A Corporate Battle in London Threatens the Last Independent News Outlets in Serbia

News

The founders of a Balkan media empire are suing to block a private equity firm from selling their news division to a buyer with ties to regional autocrats.

Banner: IMAGO/Aleksandar Djorovic/Alamy Stock Photo

May 27, 2026

The founder of the telecommunications and media giant United Group and former CEO have launched a legal battle in London to stop their majority shareholder, the private equity firm BC Partners, from selling the company's media division, claiming that the 30 million euros ($34.8 million) deal could extinguish the last editorially independent news outlets in Serbia.

Dragan Šolak, the former chairman of United Group, and Viktorija Boklag, its former CEO, initiated legal proceedings to halt the sale of the group’s media business ahead of a pivotal board meeting scheduled for May 28. According to their claim, negotiations are at an advanced stage, with a draft agreement already prepared to sell 100 percent of the shares in Adria News—the group's regional news network—to European Future Media Investments.

In a statement cited Tuesday by the regional news network N1 TV, the two minority shareholders accused BC Partners of negotiating the sale behind closed doors, completely bypassing their contractual right to consent.

The proposed buyer is European Future Media Investments, a Luxembourg-based fund backed by the Portuguese investment group Alpac Capital.

For press freedom advocates, the buyer's political connections are deeply alarming. Alpac Capital is headed by Pedro Vargas David, whose father, Mario David, is a former longtime adviser to Hungary’s illiberal prime minister, Viktor Orbán. 

Late last year, Serbia’s increasingly authoritarian president, Aleksandar Vučić, publicly referred to the elder David as a "friend."

Alpac is no stranger to state-backed media acquisitions. Investigative reports previously revealed that the firm's 2022 acquisition of a majority stake in the European broadcaster Euronews was partially bankrolled by Hungarian state funds.
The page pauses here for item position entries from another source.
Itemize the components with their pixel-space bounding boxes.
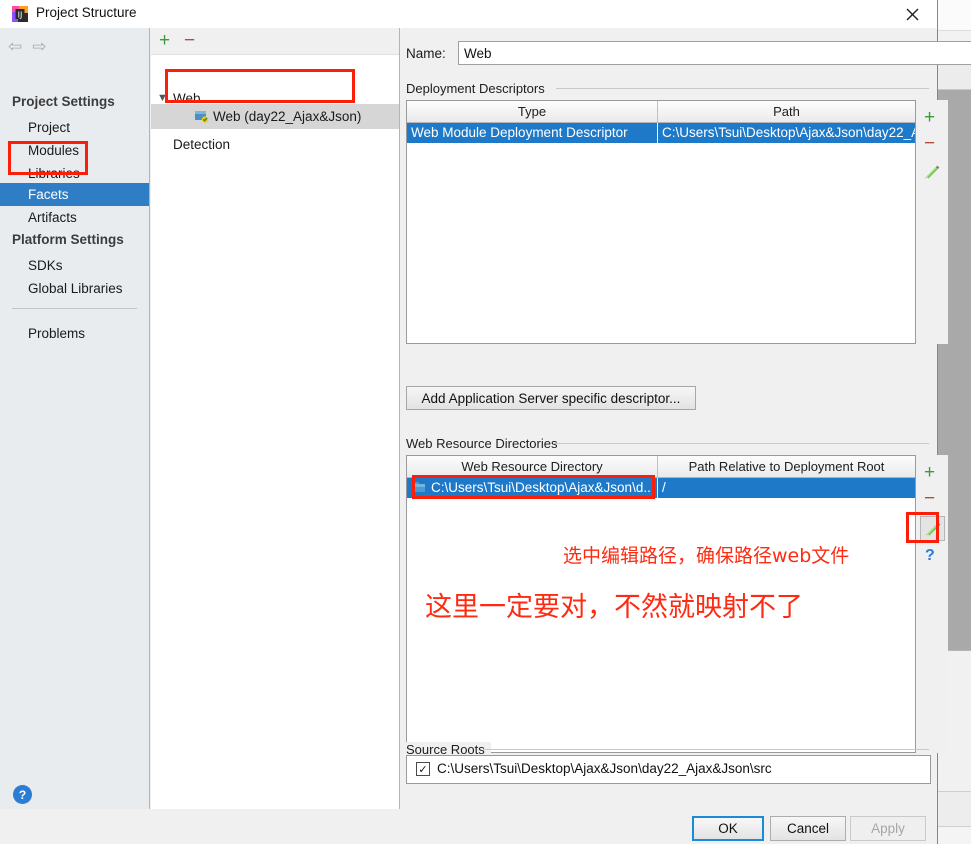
cell-directory: C:\Users\Tsui\Desktop\Ajax&Json\d... [431, 480, 655, 495]
column-header-type[interactable]: Type [407, 101, 657, 122]
dialog-footer: OK Cancel Apply [0, 809, 937, 844]
cell-separator [657, 478, 658, 498]
minus-icon[interactable]: − [184, 30, 195, 52]
sidebar-item-artifacts[interactable]: Artifacts [0, 206, 149, 229]
tree-node-label: Web (day22_Ajax&Json) [213, 109, 362, 124]
name-label: Name: [406, 46, 446, 61]
plus-icon[interactable]: + [924, 463, 935, 482]
navigation-arrows: ⇦ ⇨ [8, 38, 47, 55]
svg-text:IJ: IJ [18, 11, 23, 20]
tree-toolbar: + − [151, 28, 399, 55]
web-facet-icon [195, 111, 209, 123]
tree-node-label: Detection [173, 137, 231, 152]
tree-node-web-facet[interactable]: Web (day22_Ajax&Json) [151, 104, 399, 129]
annotation-note-1: 选中编辑路径，确保路径web文件 [563, 545, 850, 567]
name-input[interactable] [458, 41, 971, 65]
section-divider [556, 88, 929, 89]
section-divider [483, 749, 929, 750]
facets-tree-panel: + − ▼ Web Web (day22_Ajax&Json) Detectio… [151, 28, 400, 809]
sidebar-item-sdks[interactable]: SDKs [0, 254, 149, 277]
web-resource-directories-toolbar: + − ? [916, 455, 948, 753]
add-application-server-descriptor-button[interactable]: Add Application Server specific descript… [406, 386, 696, 410]
question-icon[interactable]: ? [925, 548, 935, 564]
annotation-note-2: 这里一定要对，不然就映射不了 [425, 592, 803, 623]
close-icon[interactable] [901, 4, 923, 24]
minus-icon[interactable]: − [924, 489, 935, 508]
pencil-icon[interactable] [922, 162, 941, 181]
cancel-button[interactable]: Cancel [770, 816, 846, 841]
table-header: Web Resource Directory Path Relative to … [407, 456, 915, 478]
apply-button[interactable]: Apply [850, 816, 926, 841]
add-descriptor-label: Add Application Server specific descript… [421, 390, 681, 406]
sidebar-item-modules[interactable]: Modules [0, 139, 149, 162]
deployment-descriptors-toolbar: + − [916, 100, 948, 344]
arrow-left-icon[interactable]: ⇦ [8, 38, 22, 55]
cell-relative-path: / [662, 480, 666, 495]
table-row[interactable]: C:\Users\Tsui\Desktop\Ajax&Json\d... / [407, 478, 915, 498]
sidebar-item-facets[interactable]: Facets [0, 183, 149, 206]
facet-detail-panel: Name: Deployment Descriptors Type Path W… [401, 28, 971, 809]
column-header-web-resource-directory[interactable]: Web Resource Directory [407, 456, 657, 477]
pencil-icon [925, 522, 941, 536]
help-icon[interactable]: ? [13, 785, 32, 804]
sidebar-item-project[interactable]: Project [0, 116, 149, 139]
plus-icon[interactable]: + [159, 30, 170, 52]
dialog-title: Project Structure [36, 5, 137, 20]
table-row[interactable]: Web Module Deployment Descriptor C:\User… [407, 123, 915, 143]
project-structure-dialog: IJ Project Structure ⇦ ⇨ Project Setting… [0, 0, 971, 844]
sidebar-item-libraries[interactable]: Libraries [0, 162, 149, 185]
sidebar-group-project-settings: Project Settings [12, 94, 115, 109]
deployment-descriptors-title: Deployment Descriptors [406, 81, 551, 96]
section-divider [553, 443, 929, 444]
plus-icon[interactable]: + [924, 108, 935, 127]
folder-icon [413, 482, 425, 492]
column-header-path[interactable]: Path [658, 101, 915, 122]
sidebar-divider [12, 308, 137, 309]
sidebar-group-platform-settings: Platform Settings [12, 232, 124, 247]
sidebar-item-global-libraries[interactable]: Global Libraries [0, 277, 149, 300]
edit-web-resource-button[interactable] [920, 516, 945, 541]
source-root-label: C:\Users\Tsui\Desktop\Ajax&Json\day22_Aj… [437, 761, 772, 776]
arrow-right-icon[interactable]: ⇨ [32, 38, 46, 55]
web-resource-directories-title: Web Resource Directories [406, 436, 564, 451]
cell-type: Web Module Deployment Descriptor [411, 125, 628, 140]
minus-icon[interactable]: − [924, 134, 935, 153]
source-roots-list: ✓ C:\Users\Tsui\Desktop\Ajax&Json\day22_… [406, 755, 931, 784]
ok-button[interactable]: OK [692, 816, 764, 841]
sidebar-item-problems[interactable]: Problems [0, 322, 149, 345]
deployment-descriptors-table[interactable]: Type Path Web Module Deployment Descript… [406, 100, 916, 344]
dialog-titlebar: IJ Project Structure [0, 0, 937, 29]
cell-separator [657, 123, 658, 143]
column-header-path-relative[interactable]: Path Relative to Deployment Root [658, 456, 915, 477]
cell-path: C:\Users\Tsui\Desktop\Ajax&Json\day22_A [662, 125, 915, 140]
source-root-checkbox[interactable]: ✓ [416, 762, 430, 776]
tree-node-detection[interactable]: Detection [151, 132, 399, 157]
intellij-idea-icon: IJ [12, 6, 28, 22]
settings-sidebar: ⇦ ⇨ Project Settings Platform Settings P… [0, 28, 150, 809]
table-header: Type Path [407, 101, 915, 123]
At the center of the fierce corporate tug-of-war is the Adria News Network (ANN), United Group’s media arm, which operates roughly 120 media operations across the Balkans. The portfolio is a vital lifeline for independent journalism in the region. It includes N1 TV—often a lone critical voice on Serbian airwaves—as well as Nova, TV Vijesti, the weekly magazine Radar, and the Serbian daily newspapers Danas and Nova.

“The sale of United Media would destroy the integrated telecommunications and media model built over years and hand over some of the last remaining independent media in Serbia to a buyer with a concerning track record regarding media freedoms,” Šolak said in a press release.
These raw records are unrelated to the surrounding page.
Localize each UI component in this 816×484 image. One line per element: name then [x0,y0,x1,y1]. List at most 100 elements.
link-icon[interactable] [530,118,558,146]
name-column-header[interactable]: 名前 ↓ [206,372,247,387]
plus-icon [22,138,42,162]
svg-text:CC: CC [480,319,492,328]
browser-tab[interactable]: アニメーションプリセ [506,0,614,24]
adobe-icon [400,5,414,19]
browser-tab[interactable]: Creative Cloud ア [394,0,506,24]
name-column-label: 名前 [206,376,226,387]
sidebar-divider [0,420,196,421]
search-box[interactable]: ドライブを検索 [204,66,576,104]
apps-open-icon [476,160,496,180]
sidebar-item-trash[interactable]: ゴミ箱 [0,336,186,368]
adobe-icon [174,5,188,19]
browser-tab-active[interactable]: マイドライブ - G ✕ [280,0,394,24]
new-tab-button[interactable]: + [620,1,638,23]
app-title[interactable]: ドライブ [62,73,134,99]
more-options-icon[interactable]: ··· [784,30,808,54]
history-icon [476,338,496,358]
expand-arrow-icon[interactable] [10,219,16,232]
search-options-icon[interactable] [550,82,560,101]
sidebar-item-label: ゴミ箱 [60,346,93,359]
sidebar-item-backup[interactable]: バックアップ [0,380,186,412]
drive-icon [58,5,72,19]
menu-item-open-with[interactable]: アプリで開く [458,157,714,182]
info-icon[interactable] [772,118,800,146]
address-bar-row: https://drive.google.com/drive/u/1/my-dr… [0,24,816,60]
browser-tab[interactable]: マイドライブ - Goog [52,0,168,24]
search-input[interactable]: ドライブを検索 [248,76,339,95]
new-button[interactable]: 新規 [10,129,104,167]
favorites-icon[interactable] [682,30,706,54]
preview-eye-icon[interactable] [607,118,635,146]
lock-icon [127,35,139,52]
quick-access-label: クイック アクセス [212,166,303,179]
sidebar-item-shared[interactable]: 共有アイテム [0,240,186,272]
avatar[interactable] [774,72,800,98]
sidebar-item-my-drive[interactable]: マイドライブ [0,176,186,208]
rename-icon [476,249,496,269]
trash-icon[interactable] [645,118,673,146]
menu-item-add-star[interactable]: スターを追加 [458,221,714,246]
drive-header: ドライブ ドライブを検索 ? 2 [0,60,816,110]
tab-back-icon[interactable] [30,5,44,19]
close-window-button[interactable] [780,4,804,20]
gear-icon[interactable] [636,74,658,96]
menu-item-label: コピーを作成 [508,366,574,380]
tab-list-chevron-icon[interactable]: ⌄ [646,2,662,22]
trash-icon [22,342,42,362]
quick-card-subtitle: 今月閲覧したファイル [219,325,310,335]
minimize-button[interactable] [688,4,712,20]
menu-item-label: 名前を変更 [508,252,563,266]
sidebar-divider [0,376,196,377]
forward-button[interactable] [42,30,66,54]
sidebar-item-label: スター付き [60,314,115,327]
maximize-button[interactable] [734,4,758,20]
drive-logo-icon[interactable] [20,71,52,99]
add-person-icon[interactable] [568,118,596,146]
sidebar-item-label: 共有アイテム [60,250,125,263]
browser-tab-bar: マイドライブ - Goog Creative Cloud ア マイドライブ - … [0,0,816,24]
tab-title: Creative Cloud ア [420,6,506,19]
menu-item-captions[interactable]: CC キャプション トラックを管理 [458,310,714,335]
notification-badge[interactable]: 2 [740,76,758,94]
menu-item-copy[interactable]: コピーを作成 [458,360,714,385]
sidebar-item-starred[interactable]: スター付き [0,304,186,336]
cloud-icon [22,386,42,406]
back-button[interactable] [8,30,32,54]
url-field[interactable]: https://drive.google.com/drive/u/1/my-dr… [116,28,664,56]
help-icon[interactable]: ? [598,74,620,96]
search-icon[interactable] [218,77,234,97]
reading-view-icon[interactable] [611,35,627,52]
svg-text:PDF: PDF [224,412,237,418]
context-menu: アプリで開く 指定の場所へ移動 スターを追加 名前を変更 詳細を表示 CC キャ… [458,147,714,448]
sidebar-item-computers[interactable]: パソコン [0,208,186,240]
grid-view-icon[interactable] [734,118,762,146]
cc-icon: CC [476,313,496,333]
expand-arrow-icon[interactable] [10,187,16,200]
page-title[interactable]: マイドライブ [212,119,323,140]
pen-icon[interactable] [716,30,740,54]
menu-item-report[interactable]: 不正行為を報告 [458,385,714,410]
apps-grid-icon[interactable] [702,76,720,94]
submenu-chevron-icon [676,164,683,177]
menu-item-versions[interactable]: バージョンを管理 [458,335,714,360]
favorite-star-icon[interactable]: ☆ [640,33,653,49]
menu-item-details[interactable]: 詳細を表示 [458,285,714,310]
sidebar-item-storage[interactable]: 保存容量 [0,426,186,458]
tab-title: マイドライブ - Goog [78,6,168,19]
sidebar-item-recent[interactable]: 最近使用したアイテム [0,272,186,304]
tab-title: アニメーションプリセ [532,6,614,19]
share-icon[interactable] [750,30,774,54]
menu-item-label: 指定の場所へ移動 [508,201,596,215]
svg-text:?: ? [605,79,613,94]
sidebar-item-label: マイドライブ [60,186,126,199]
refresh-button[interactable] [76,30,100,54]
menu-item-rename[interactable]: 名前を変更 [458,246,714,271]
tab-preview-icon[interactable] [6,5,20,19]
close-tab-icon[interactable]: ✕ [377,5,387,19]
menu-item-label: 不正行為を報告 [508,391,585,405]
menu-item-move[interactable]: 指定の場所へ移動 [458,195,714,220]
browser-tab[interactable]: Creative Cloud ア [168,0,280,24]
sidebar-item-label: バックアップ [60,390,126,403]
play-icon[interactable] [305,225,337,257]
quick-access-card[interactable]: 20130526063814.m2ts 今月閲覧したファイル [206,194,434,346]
He added that he was "deeply concerned" and would take all necessary legal steps to ensure his rights under the shareholders' agreement are fully enforced.
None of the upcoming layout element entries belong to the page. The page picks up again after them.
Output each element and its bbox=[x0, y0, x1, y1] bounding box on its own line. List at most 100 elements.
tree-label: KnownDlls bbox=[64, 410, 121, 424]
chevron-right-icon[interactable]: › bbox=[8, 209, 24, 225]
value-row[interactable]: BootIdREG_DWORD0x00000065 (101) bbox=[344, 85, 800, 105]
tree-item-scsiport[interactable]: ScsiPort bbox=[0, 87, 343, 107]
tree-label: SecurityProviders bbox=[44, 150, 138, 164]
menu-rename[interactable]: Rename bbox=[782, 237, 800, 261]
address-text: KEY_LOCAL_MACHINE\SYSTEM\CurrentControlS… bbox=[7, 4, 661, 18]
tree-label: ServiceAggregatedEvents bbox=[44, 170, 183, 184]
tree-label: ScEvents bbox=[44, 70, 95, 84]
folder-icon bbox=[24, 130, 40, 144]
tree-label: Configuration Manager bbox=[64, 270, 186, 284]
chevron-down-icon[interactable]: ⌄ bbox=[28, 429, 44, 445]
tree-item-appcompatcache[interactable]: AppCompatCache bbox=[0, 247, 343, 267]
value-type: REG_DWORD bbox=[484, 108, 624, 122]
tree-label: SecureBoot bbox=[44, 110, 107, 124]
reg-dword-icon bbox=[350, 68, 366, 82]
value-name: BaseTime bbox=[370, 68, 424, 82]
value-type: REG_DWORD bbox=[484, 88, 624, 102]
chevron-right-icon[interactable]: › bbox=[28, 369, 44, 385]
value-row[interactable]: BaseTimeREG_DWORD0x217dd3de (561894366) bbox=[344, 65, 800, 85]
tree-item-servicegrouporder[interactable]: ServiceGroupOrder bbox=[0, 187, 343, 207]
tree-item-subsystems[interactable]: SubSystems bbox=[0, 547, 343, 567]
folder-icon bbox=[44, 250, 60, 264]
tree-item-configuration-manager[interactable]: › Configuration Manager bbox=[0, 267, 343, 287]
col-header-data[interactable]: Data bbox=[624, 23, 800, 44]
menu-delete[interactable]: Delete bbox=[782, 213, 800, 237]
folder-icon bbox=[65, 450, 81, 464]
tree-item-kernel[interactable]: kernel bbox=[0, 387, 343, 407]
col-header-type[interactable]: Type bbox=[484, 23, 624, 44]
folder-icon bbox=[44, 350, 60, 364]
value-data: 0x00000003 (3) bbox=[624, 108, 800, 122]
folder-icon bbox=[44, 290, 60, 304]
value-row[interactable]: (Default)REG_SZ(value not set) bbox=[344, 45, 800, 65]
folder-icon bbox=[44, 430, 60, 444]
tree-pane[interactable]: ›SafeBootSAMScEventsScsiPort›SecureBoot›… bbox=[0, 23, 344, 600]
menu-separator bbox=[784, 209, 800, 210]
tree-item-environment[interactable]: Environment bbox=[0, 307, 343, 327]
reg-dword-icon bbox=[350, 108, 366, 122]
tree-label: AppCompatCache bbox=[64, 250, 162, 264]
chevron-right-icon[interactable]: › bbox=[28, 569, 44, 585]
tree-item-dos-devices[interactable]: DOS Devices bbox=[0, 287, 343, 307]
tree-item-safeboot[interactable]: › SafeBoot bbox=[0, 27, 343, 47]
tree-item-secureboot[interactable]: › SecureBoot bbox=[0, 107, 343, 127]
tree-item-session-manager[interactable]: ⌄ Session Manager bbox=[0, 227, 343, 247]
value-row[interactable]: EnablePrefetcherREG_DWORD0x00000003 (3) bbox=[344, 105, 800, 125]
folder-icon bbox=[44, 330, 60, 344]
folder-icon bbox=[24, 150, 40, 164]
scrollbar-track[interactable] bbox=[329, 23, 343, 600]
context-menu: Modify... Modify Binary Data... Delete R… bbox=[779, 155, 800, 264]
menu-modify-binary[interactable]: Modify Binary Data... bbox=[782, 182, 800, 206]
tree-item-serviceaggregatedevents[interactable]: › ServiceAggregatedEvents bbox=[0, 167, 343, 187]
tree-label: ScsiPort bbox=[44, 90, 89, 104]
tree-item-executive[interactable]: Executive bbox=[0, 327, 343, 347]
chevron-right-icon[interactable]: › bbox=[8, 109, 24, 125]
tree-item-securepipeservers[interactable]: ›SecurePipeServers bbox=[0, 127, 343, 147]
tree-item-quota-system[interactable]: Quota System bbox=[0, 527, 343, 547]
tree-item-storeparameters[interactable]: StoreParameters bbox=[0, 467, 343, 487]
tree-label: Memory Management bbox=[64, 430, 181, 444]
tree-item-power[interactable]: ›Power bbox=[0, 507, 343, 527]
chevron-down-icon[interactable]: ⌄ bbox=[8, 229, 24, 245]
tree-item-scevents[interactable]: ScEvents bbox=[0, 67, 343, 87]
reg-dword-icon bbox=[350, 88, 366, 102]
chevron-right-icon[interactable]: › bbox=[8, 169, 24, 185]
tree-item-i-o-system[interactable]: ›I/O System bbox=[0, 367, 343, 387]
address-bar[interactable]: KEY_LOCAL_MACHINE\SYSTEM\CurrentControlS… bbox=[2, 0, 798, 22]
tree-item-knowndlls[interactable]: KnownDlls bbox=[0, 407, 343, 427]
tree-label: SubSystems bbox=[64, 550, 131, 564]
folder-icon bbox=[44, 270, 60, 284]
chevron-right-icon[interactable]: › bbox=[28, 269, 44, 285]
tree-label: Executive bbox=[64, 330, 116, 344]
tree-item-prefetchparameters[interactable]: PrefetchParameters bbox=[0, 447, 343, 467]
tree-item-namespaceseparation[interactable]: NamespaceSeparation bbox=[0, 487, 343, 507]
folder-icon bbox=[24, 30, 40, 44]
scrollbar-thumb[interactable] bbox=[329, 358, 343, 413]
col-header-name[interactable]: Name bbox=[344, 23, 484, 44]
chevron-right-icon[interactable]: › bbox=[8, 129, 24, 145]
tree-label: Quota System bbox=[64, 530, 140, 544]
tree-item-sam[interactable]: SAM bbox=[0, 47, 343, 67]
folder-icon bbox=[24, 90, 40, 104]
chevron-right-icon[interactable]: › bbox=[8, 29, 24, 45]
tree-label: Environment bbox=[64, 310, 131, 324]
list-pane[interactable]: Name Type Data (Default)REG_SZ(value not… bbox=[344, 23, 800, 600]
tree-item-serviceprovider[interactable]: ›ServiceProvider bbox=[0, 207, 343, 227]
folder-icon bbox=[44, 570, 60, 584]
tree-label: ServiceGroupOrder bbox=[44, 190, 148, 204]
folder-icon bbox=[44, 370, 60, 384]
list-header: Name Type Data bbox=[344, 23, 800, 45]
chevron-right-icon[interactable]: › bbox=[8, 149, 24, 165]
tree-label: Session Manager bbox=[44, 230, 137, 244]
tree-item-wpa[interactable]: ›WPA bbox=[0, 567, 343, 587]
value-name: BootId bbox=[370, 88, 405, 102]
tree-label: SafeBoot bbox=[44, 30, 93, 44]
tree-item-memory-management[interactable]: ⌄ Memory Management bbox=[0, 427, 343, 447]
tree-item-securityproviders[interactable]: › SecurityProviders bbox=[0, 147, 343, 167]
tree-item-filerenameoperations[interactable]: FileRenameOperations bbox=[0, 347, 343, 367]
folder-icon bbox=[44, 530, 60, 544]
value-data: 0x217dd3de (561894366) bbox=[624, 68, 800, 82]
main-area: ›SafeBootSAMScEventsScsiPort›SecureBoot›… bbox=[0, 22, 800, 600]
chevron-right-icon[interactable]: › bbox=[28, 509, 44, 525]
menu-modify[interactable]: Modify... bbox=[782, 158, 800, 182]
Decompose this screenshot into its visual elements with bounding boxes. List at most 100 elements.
The London lawsuit—filed against three entities controlled by BC Partners through Gerrard Enterprises LLC and Cable Management Company Ltd—seeks a court injunction to block the sale entirely.

Šolak and Boklag argue that their shareholders' agreement explicitly grants them the right to consent to any material change in United Group’s business. Spinning off the media division, they contend, fundamentally transforms the company from an integrated telecommunications leader into a standard telecoms firm, destroying the distinct value of its Southeast European operations.

The escalating legal fight follows a recent setback for the minority shareholders, who recently saw a Dutch court reject a separate board challenge—a ruling that had already heightened press freedom anxieties in Serbia.

Now, shifting their battle to the U.K., the founders are framing the lawsuit as both a contractual dispute and a moral imperative. Regional media freedoms, they stated, "are too important to be treated as a disposable item in the exit process of a private equity fund.”

In a brief statement responding to the swirling reports, the Adria News Network said it does not comment on market speculation, adding that "our newsroom operations and editorial processes continue as normal." United Group similarly declined to comment on the pending litigation.